Но случались растопорки. Молодой красавец гвардеец не хотел раздеваться. Кривил топкие аристократические губы, иронизировал:
– Я привык, чтобы меня раздевали холуи. Сам не буду.
Наум Непомнящих злобно ткнул его в грудь дулом нагана.
– Раздевайся, гад.
– Дайте холуя.
Непомнящих и Худоногов схватили упрямого за ноги, свалили. Рядом почти без чувств – генерал Треухов. Хрипел, задыхался, молил. В горле у него шипело, словно вода уходила в раскалённый песок. Его тоже пришлось раздевать. Соломин плевался, отвёртывался, когда стаскивал штаны с красными лампасами.
– Тьфу! Не продыхнёшь. Белье-то како обгадил.
Гвардеец, раздетый, стал, сложил руки на груди – и ни шагу. Заявил с гордостью:
– Не буду перед всякой мразью вертеться. Стреляй в грудь русского офицера.
Отхаркался Худоногову в глаза. Худоногов в бешенстве сунул в губы офицеру длинный ствол маузера и, ломая белую пластинку стиснутых зубов, выстрелил. Офицер упал навзничь, беспомощно дёрнув головой и махнув руками. В судорогах тело заиграло мраморными мускулами атлета. Срубову на одну минуту стало жаль красавца. Однажды ему было так же жаль кровного могучего жеребца, бившегося на улице с переломленной ногой. Худоногов рукавом стирал с лица плевок. Срубов ему строго:
– Не нервничать.
И властно и раздражённо:
– Следующую пятёрку. Живо. Распустили слюни.
Из пятёрки остались две женщины и прапорщик Скачков.
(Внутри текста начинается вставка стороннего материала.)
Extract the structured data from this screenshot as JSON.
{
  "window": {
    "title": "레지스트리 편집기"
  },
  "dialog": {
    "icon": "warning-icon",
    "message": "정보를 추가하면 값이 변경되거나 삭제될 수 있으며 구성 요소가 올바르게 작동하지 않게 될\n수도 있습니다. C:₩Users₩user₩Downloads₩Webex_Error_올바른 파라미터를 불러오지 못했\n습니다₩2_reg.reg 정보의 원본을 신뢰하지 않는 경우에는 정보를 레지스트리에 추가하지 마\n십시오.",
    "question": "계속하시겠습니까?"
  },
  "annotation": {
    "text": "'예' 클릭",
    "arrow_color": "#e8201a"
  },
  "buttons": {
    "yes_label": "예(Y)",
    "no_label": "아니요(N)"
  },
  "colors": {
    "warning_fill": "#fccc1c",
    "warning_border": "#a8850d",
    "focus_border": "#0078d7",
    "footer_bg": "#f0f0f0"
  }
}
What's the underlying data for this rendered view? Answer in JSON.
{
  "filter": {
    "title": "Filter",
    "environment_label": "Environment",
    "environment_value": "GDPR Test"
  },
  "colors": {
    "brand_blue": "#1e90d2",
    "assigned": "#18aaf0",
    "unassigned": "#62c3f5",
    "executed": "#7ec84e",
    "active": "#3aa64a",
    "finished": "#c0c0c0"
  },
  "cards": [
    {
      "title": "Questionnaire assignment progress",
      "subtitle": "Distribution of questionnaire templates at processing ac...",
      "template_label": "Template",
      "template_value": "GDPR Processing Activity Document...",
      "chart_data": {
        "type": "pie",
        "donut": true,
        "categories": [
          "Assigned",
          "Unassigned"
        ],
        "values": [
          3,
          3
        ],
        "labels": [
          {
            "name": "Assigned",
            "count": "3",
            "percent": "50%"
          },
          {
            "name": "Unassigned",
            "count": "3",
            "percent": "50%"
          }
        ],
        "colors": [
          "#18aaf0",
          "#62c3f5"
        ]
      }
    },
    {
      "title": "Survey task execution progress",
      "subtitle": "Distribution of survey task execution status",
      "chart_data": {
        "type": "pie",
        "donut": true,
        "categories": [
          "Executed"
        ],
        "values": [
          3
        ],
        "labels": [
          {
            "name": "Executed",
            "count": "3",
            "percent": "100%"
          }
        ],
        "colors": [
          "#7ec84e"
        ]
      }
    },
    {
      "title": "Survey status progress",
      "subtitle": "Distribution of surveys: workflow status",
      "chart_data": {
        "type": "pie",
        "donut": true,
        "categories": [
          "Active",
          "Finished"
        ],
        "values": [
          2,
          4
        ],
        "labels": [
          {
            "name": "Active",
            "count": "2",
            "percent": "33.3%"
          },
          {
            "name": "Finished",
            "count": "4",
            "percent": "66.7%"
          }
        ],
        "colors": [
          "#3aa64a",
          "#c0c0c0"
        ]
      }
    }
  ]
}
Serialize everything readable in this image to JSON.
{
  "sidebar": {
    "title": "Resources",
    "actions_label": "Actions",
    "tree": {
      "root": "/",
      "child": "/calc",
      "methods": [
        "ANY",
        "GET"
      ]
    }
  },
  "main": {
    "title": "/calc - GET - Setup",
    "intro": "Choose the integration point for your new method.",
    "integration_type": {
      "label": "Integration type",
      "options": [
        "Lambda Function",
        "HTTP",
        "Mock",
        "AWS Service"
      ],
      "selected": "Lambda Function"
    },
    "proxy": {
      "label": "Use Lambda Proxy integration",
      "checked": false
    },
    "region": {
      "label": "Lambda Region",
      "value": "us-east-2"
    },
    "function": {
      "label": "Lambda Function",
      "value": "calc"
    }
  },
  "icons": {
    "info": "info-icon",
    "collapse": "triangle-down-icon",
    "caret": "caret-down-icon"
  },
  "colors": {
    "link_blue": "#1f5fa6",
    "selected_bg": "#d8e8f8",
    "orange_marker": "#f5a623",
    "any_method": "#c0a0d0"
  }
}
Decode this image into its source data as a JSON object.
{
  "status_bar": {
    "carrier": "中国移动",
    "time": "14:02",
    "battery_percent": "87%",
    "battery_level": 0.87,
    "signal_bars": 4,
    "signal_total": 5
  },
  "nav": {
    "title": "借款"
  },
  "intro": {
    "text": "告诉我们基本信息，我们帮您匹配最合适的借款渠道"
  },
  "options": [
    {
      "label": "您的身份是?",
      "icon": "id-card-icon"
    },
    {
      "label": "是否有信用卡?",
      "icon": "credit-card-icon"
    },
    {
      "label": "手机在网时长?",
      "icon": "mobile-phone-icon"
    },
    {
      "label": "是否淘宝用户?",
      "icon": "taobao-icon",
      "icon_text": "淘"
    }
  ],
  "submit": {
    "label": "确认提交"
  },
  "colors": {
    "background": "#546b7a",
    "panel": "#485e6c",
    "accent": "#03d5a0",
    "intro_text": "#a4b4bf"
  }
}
Полногрудая вислозадая дама с высокой причёской дрожала, не хотела идти к стенке. Соломин взял её под руку:
– Не бойсь, дорогая моя. Не бойсь, красавица моя. Мы тебе ничо не сделаем. Вишь, туто ка друга баба.
Голая женщина уступила одетому мужчине. С дрожью в холёных ногах, тонких у щиколоток, ступала по тёплой липкой слизи пола. Соломин вёл её осторожно, с лицом озабоченным.
Другая – высокая блондинка. Распущенными волосами прикрылась до колен. Глаза у неё синие. Брови густые, тёмные. Она говорила совсем детским голосом и немного заикаясь:
– Если бы вы зн-знали, товарищи… жить, жить как хочется…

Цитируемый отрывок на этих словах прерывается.